• Der Schmerz · Sep 1992

    [In Process Citation].

    • J Sorge, H Menninger, U Thoden, and E Hackenthal.
    • Zentrum Anästhesiologie Medizinische Hochschule, Abteilung IV (Krankenhaus Oststadt), Podbielskistraße 380, W-3000, Hannover 51.
    • Schmerz. 1992 Sep 1;6(3):212-8.

    AbstractDifferent therapeutic modalities are available for the treatment of rheumatic pain. The most important one, besides physiotherapy, is medication with analgesics and adjuvant drugs. Analgesics are given orally and by a stepwise approach in keeping with the principles of cancer pain therapy. In the first step nonopioid analgesics are prescribed, especially non-steroid anti-inflammatory drugs (NSAID) if pain is caused by inflammation.

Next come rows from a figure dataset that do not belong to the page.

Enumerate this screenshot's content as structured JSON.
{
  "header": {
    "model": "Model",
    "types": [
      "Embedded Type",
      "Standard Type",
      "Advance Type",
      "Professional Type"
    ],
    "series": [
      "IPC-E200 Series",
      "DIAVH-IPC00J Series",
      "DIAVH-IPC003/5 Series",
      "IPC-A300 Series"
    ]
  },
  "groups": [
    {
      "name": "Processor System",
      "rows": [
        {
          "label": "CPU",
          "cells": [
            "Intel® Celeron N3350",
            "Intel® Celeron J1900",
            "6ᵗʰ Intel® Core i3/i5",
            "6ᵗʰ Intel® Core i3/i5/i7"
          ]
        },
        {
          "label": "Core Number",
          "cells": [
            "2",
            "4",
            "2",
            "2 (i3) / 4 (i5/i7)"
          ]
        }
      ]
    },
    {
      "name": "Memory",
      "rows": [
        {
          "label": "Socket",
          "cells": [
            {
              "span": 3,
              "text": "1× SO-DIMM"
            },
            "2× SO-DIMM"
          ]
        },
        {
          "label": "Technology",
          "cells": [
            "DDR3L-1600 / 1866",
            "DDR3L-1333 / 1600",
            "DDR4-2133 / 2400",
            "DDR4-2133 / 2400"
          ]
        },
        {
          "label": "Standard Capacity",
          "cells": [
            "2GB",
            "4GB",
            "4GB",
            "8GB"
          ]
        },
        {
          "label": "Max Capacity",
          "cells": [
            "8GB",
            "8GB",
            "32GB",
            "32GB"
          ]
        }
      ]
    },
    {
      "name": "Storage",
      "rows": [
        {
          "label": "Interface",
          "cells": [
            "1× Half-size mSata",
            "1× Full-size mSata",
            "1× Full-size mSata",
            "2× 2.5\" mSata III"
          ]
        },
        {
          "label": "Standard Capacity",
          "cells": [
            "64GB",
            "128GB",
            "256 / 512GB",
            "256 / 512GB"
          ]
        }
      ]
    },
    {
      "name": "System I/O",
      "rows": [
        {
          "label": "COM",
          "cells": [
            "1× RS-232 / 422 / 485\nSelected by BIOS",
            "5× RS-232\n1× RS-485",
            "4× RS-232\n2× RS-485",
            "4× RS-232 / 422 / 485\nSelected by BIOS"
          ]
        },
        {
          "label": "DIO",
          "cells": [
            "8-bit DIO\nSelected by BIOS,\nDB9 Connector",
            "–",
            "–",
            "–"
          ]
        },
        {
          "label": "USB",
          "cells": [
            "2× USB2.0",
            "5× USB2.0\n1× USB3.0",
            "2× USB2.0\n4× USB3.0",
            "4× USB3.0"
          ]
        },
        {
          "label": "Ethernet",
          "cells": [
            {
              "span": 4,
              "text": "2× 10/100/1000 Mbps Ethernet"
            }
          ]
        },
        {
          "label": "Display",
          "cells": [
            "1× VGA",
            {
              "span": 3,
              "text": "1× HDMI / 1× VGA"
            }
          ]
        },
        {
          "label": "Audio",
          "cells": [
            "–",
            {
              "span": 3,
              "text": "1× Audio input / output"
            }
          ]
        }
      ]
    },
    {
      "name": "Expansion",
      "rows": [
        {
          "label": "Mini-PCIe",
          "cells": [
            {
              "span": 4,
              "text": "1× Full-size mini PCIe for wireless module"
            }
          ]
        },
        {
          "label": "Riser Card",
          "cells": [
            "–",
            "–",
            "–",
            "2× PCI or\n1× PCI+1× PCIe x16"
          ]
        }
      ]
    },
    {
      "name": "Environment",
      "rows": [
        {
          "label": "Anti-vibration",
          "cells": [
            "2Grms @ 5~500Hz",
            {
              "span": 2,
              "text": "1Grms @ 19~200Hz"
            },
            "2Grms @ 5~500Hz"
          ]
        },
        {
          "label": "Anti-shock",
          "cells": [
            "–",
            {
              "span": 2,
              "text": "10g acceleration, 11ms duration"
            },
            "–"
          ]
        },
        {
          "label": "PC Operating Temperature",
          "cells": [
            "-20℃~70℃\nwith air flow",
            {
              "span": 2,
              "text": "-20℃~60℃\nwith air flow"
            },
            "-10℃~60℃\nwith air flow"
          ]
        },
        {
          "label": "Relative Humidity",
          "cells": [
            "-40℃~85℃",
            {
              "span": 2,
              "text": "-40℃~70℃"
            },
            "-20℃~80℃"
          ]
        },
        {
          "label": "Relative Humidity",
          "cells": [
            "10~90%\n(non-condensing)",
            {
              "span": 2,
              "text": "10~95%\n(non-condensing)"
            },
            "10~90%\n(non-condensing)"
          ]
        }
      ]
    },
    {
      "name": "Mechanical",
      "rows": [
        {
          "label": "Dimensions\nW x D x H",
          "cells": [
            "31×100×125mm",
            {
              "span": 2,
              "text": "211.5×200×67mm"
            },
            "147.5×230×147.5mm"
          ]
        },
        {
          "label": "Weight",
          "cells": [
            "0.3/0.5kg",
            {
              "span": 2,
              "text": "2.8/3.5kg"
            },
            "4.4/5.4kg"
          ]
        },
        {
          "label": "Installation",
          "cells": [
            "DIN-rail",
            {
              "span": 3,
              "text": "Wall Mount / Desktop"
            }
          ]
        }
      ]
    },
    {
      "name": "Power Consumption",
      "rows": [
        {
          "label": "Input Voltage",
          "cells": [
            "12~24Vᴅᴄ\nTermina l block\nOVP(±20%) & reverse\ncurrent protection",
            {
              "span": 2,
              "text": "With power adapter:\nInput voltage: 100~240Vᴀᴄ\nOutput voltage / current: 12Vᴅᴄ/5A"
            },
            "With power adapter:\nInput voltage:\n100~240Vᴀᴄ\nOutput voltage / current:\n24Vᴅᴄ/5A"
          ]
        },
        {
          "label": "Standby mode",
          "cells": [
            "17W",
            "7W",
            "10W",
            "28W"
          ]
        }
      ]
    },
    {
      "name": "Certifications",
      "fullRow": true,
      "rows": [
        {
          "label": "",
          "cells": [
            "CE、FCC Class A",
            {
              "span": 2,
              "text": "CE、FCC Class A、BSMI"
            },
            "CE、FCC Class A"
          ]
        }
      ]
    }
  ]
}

Other nonopioid analgesics, which can be used as alternatives for patients with non-inflammatory pain, are metamizol and paracetamol. Weak or even strong opioids must be administered to patients with rheumatic diseases when pain relief is insufficient or side-effects occur during medication with non-opioids. Long-term treatment of rheumatic pain even with strong opioids such as oral morphine involves only a small risk of severe side-effects such as respiratory depression or the development of tolerance and drug abuse. Patients often suffer from constipation, nausea and vomiting, but these side-effects can be treated with laxatives and antiemetic drugs. There is no reason to differentiate between opioid medication in a cancer patient with pain and in a patient with "non-malignant" rheumatic pain. Centrally acting muscle relaxants may be helpful as adjuvant medication in patients with myalgia for example, and tricyclic antidepressants can also be beneficial, especially in neuropathic pain and for patients with psychiatric distress associated with pain.